I've been working on aggregating all the primary results by congressional districts, and it's been increasingly frustrating when noting the disparity between state reporting methods. Tuesday's results in Pennsylvania is a fine example, for they only reported the results by county.

I messaged the Green Papers, and they pointed me towards an AP press release for the Democrats that was much more helpful. To attain their estimated delegate count, they told me their method was "to go from county to CD -- say, 30% of a county is in CDa, 60% in CDb and 10% in CDc: we take 30% of the county vote and apply it to CDa, 60% of the county vote and apply it to CDb, and 10% of the county vote and apply it to CDc. We did that for each county. We have found that the results much more usually end up pretty close to what the final delegate numbers per CD turn out to be".

It should be good enough for me.

Sigh. Okay so there's 67 counties and 18 congressional districts in Pennsylvania. Some counties are entirely located in one district, some are split across more than one. But I now know that Precinct 1271 of Whitehall Dist 1 of Alleghany County in Pennsylvania (literally the smallest and atomic unit of political geography in the United States) is actually split into 2 Congressional Districts.

I know this because I'm going to every 67 county websites, downloading their data directly, and filtering it into R. I figured I can obtain which district a particular precinct belongs to if I check which Congressional race they're voting for. That's when I realized 1271 of Alleghany was voting for both candidates and delegates to the 14th and 18th district. When I checked 1272-1288, etc to see the rest of Whitehall 2-16's District, they're all in the 18th. You can double-check my results by Control + F "1271 Whitehall Dist 1" at this website.

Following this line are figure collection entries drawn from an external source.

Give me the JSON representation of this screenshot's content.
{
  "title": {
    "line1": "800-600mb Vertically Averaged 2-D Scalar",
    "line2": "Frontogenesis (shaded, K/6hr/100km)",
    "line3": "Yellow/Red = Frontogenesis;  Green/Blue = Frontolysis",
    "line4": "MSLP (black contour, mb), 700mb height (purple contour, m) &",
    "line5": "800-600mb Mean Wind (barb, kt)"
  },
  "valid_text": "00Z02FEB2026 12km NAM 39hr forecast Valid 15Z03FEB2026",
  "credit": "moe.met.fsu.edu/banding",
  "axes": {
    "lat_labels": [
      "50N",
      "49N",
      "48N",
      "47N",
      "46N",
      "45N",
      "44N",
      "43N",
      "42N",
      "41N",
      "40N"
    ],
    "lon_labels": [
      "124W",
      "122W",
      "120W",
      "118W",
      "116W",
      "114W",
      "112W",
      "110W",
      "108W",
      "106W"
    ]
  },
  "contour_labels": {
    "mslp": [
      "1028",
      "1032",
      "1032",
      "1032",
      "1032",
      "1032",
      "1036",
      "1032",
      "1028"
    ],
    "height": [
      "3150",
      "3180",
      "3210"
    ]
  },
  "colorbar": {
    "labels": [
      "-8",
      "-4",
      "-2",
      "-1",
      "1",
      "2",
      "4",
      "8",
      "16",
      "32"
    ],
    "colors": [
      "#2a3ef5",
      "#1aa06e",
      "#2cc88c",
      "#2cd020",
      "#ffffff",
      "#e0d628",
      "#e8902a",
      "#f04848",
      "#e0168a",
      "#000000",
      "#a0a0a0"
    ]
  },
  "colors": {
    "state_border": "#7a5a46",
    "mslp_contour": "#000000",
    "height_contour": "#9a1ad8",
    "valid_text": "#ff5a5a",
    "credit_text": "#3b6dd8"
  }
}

So that ONE particular precinct has a few people living in the 14th. Just to confirm, I made a phone call to Alleghany's elections department this morning, and they told me that because of some redistricting that occured during even-numbered years (when Congressional representatives are elected), a precinct such as 1271 may be split. It's literally the only one in the county.

Aftering doing more online digging, I finally found an updated spreadsheet matching precincts to districts at the state website. Considering the lesson of Funes and grad school, I will just recode 1271 a part of the 18th district and move on. Going for perfect granularity when you're dealing with election data is a sisyphean task that will be an endless timesuck.

I just thought I should write a disclaimer, because while I theoretically accept and understand what I just wrote, it's still frustrating to know that there's incomplete data out there. Just learn to live with it, Tim.